92 Martín de Madrid, Paula Santiago (2011) “El cuerpo como metáfora: Otto Dix y el paisaje degradado de lo humano” Revista :Estúdio. ISSN 1647-6158. Vol. 2, (4): 92-98.
El cuerpo como metáfora: Otto Dix y el paisaje degradado de lo humano Paula Santiago Martín de Madrid Espanha, artista visual. Doctora en Bellas Artes por la Universidad Politécnica de Valencia. Docente en el Departamento de Pintura de la Facultad de Bellas Artes de Valencia e investigadora en el Centro de Investigación Arte y Entorno de la Universidad Politécnica de Valencia. Artigo completo submetido em 5 de setembro e aprovado em 19 de setembro de 2011.
Resumen A través de la representación efectuada por Otto Dix (1891-1969) de cuerpos mutilados y degradados vamos a sustentar esta visión lanzada sobre un entorno que sólo se concibe desde el cuestionamiento, el desencanto o la amargura. Una interpretación metafórica que, sin embargo, debe ser entendida en su sentido más amplio, ya que, desde nuestra perspectiva, la distorsión a la que es sometida la realidad no responde ni a un subjetivismo que sólo busca la deformación arbitraria, ni a una afirmación de lo onírico o de lo surrealizante.

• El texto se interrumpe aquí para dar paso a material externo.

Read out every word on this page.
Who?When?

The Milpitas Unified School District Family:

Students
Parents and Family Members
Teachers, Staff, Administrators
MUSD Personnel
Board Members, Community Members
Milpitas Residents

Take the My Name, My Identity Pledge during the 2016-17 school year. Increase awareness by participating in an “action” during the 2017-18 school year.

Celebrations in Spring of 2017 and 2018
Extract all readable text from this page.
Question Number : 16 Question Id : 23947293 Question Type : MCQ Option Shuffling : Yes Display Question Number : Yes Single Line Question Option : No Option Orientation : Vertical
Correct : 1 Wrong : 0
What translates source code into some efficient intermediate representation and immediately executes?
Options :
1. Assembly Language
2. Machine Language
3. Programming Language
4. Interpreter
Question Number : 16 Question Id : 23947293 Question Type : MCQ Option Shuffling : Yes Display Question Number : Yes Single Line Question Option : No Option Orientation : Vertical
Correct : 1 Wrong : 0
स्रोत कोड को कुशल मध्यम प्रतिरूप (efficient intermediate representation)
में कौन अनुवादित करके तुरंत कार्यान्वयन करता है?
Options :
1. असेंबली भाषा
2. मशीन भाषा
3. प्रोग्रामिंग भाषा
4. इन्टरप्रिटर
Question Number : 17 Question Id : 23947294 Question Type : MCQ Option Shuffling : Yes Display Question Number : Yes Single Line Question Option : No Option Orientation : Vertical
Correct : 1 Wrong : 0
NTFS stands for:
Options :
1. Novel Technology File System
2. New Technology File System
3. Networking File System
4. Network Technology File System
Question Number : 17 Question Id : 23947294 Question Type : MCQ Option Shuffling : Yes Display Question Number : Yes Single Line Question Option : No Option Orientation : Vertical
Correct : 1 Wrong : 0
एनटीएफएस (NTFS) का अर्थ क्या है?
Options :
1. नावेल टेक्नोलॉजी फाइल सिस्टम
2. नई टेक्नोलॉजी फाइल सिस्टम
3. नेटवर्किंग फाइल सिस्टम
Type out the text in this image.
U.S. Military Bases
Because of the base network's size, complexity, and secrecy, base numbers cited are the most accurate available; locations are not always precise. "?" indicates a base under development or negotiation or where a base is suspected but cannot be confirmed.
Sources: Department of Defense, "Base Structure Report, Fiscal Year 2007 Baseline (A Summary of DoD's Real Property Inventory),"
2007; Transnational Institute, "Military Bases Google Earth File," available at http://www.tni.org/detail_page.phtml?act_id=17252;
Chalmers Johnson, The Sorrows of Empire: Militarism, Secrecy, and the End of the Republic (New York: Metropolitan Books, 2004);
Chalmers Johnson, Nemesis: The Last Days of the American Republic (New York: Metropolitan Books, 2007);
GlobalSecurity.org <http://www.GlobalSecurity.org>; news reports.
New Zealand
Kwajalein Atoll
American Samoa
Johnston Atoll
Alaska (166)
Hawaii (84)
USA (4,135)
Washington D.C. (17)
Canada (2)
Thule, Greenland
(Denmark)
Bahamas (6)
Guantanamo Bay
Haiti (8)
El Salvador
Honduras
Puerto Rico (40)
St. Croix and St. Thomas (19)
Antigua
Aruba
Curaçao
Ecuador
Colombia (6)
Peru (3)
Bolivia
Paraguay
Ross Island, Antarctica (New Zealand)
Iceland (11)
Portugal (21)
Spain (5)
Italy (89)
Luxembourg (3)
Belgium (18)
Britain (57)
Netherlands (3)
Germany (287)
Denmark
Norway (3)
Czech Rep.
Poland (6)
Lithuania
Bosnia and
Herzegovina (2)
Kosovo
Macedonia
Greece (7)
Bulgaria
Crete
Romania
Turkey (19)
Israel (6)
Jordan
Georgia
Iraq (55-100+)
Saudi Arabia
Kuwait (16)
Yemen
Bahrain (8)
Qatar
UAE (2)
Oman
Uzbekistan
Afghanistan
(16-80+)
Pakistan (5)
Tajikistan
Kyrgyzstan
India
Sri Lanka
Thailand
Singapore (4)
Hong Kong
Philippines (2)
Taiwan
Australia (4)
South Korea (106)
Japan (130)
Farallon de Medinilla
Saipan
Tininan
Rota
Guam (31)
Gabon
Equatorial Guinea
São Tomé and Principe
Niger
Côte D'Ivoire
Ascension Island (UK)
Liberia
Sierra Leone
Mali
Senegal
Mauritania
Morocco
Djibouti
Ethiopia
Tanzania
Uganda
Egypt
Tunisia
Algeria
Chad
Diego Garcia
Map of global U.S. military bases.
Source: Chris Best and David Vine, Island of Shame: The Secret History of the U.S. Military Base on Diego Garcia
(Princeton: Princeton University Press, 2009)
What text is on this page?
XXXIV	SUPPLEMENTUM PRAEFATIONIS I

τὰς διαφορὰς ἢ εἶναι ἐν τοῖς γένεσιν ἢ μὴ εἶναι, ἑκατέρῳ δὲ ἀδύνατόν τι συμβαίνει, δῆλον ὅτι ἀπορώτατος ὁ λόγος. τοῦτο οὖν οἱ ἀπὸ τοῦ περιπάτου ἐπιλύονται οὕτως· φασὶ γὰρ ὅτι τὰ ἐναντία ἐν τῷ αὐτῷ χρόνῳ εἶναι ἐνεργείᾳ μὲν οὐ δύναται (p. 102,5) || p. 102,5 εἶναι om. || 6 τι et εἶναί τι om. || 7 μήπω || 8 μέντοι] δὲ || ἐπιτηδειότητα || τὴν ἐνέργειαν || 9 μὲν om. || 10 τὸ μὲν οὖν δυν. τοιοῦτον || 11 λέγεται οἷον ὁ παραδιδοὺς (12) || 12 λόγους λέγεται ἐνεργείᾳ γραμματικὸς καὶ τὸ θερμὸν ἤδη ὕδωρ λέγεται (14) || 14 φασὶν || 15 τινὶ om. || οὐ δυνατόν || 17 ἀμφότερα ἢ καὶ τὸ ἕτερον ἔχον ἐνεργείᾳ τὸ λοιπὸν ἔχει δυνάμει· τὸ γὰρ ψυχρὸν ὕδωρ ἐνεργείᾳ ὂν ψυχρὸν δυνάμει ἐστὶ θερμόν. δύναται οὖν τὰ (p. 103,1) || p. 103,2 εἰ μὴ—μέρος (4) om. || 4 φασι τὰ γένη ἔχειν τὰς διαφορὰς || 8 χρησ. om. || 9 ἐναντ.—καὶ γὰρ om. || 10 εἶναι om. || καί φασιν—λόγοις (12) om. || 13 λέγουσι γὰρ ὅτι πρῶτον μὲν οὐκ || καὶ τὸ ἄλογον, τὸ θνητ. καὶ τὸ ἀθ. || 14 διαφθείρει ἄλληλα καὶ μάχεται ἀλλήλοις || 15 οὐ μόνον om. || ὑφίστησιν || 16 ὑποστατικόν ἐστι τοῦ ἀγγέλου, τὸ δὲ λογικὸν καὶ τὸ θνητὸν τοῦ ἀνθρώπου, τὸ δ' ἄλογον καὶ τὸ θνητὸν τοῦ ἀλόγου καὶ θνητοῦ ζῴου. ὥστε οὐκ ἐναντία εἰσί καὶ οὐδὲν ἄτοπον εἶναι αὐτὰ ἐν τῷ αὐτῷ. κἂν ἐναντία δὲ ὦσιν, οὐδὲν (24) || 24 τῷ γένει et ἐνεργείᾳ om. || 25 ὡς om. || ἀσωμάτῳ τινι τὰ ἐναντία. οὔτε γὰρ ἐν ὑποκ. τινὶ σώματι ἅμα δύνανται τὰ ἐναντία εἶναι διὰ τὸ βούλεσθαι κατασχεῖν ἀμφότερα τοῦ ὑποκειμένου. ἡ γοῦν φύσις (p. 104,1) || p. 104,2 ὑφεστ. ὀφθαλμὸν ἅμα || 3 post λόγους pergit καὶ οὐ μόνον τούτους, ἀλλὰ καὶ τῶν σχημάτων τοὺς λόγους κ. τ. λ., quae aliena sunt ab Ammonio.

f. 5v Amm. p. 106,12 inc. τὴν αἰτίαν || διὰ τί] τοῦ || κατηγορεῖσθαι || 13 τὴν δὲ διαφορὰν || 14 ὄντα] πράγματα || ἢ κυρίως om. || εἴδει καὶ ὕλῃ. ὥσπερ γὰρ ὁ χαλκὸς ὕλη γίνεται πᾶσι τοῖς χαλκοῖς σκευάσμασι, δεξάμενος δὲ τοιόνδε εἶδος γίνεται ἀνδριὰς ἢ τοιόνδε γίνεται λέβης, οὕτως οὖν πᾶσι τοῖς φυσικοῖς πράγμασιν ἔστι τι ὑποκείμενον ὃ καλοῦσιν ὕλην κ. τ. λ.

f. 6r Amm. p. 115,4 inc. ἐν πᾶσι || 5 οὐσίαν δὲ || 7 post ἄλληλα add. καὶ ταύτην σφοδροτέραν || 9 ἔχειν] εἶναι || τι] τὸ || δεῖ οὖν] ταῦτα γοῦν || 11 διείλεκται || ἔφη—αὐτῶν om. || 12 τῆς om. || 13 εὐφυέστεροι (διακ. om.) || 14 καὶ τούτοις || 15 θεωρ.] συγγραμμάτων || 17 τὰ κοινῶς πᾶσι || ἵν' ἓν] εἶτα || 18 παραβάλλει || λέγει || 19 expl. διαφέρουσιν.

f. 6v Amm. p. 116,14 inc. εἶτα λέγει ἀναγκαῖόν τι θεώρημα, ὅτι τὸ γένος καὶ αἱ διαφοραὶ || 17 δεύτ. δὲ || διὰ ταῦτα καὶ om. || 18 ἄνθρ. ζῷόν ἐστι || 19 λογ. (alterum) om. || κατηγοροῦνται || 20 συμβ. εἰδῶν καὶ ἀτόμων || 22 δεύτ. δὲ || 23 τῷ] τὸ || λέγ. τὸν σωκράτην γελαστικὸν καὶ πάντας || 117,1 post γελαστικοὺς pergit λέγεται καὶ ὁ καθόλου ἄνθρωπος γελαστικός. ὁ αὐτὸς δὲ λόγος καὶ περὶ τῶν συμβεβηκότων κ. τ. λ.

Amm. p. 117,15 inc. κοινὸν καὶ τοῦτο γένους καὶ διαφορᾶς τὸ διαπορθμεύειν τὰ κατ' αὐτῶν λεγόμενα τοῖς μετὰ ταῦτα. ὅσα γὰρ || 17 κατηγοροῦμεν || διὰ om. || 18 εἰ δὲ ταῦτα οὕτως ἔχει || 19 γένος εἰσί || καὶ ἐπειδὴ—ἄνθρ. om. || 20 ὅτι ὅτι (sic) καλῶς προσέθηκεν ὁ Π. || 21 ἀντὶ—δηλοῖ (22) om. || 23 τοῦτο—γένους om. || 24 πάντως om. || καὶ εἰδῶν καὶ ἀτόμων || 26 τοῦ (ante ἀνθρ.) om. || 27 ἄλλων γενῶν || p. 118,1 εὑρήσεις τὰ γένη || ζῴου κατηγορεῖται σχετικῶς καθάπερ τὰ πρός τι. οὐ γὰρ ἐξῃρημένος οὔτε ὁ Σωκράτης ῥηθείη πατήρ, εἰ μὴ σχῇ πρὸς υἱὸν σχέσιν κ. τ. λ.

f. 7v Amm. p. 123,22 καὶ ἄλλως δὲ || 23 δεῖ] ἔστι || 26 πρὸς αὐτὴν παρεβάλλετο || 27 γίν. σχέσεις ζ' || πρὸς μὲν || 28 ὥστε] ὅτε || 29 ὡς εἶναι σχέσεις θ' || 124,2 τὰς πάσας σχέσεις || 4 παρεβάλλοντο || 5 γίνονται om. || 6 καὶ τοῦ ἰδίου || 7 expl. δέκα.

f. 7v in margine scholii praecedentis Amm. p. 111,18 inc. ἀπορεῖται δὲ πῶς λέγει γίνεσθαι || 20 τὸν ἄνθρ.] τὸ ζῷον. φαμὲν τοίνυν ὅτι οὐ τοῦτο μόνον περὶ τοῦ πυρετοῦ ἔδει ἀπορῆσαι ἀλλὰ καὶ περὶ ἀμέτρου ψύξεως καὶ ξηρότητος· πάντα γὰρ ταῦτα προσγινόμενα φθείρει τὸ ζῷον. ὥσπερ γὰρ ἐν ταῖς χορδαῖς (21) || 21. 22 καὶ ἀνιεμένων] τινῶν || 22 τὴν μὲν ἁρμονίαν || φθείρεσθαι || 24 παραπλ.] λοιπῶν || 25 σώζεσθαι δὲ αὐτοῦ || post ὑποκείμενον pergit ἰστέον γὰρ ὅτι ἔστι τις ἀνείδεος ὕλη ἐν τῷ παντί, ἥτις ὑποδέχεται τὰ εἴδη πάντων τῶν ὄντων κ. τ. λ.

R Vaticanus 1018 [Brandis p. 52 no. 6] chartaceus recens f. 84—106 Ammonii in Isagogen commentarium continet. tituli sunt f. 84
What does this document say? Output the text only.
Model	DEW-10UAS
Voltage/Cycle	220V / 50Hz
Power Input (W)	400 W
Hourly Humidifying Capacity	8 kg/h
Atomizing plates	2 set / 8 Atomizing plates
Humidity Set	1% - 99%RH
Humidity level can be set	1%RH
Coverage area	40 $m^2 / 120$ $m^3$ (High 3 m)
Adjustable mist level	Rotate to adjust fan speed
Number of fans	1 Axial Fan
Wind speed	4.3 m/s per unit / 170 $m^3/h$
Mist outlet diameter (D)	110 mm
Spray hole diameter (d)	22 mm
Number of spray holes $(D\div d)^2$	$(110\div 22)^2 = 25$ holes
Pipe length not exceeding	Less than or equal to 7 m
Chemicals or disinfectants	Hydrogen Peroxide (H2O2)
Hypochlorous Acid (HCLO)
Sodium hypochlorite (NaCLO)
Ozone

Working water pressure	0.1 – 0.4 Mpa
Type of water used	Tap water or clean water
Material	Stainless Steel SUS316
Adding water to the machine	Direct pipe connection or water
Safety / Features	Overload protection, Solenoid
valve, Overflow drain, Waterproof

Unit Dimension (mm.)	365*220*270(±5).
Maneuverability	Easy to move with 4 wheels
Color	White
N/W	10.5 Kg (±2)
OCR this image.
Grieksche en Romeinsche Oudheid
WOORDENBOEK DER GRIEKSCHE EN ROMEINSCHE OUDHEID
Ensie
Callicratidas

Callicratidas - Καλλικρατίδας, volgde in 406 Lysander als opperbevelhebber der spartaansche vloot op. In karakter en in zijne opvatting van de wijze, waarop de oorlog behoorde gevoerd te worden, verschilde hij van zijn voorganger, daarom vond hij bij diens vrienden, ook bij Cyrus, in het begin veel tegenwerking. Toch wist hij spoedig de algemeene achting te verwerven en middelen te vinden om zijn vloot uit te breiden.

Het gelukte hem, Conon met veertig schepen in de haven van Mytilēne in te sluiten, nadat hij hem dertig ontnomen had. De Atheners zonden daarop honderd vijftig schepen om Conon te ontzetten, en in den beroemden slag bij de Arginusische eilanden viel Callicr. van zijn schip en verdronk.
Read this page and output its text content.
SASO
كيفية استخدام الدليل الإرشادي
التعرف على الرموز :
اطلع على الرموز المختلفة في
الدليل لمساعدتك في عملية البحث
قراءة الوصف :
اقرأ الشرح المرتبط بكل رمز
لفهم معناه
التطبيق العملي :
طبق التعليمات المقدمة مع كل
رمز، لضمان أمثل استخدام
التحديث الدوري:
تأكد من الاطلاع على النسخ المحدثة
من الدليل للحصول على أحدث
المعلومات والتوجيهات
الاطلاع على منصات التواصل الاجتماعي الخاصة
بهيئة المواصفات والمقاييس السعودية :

Palabras clave paisaje, arte, cuerpo, lugar.
The body as a metaphor: Otto Dix and the human landscape Abstract Though the representation made by Otto Dix (1891-1969) of mutilated and degraded bodies we support this vision about an envioronment that is conceived only from the challenge, disappointment or bitterness. A metaphorical interpretation, however, must be understood in ists broadest sense, since, from our perspective, the distortion that is submitted the reality is not due to a subjectivism that seeks only the deformation arbitrary, or an affirmation of the oneiric or the surrealistic. Title
Keywords landscape, art, body, site.
Introducción
Para Dix la pintura se concibe desde una voluntad de corte realista que se vincula al sarcasmo y al compromiso político. A través de esta compartida posición ética y estética se intenta dejar constancia de un Berlín que se ve poblado por mutilados de guerra, inválidos, desfigurados a causa de las bombas, burgueses miserables y prostitutas. En sus representaciones, los cuerpos deformados de los individuos ubicados en la urbe no son el producto de una fantasía, sino la constatación moralizada de un entorno degradado y paupérrimo que sólo es capaz de acoger los restos de una humanidad enloquecida que atraviesa de forma nerviosa sus calles y avenidas.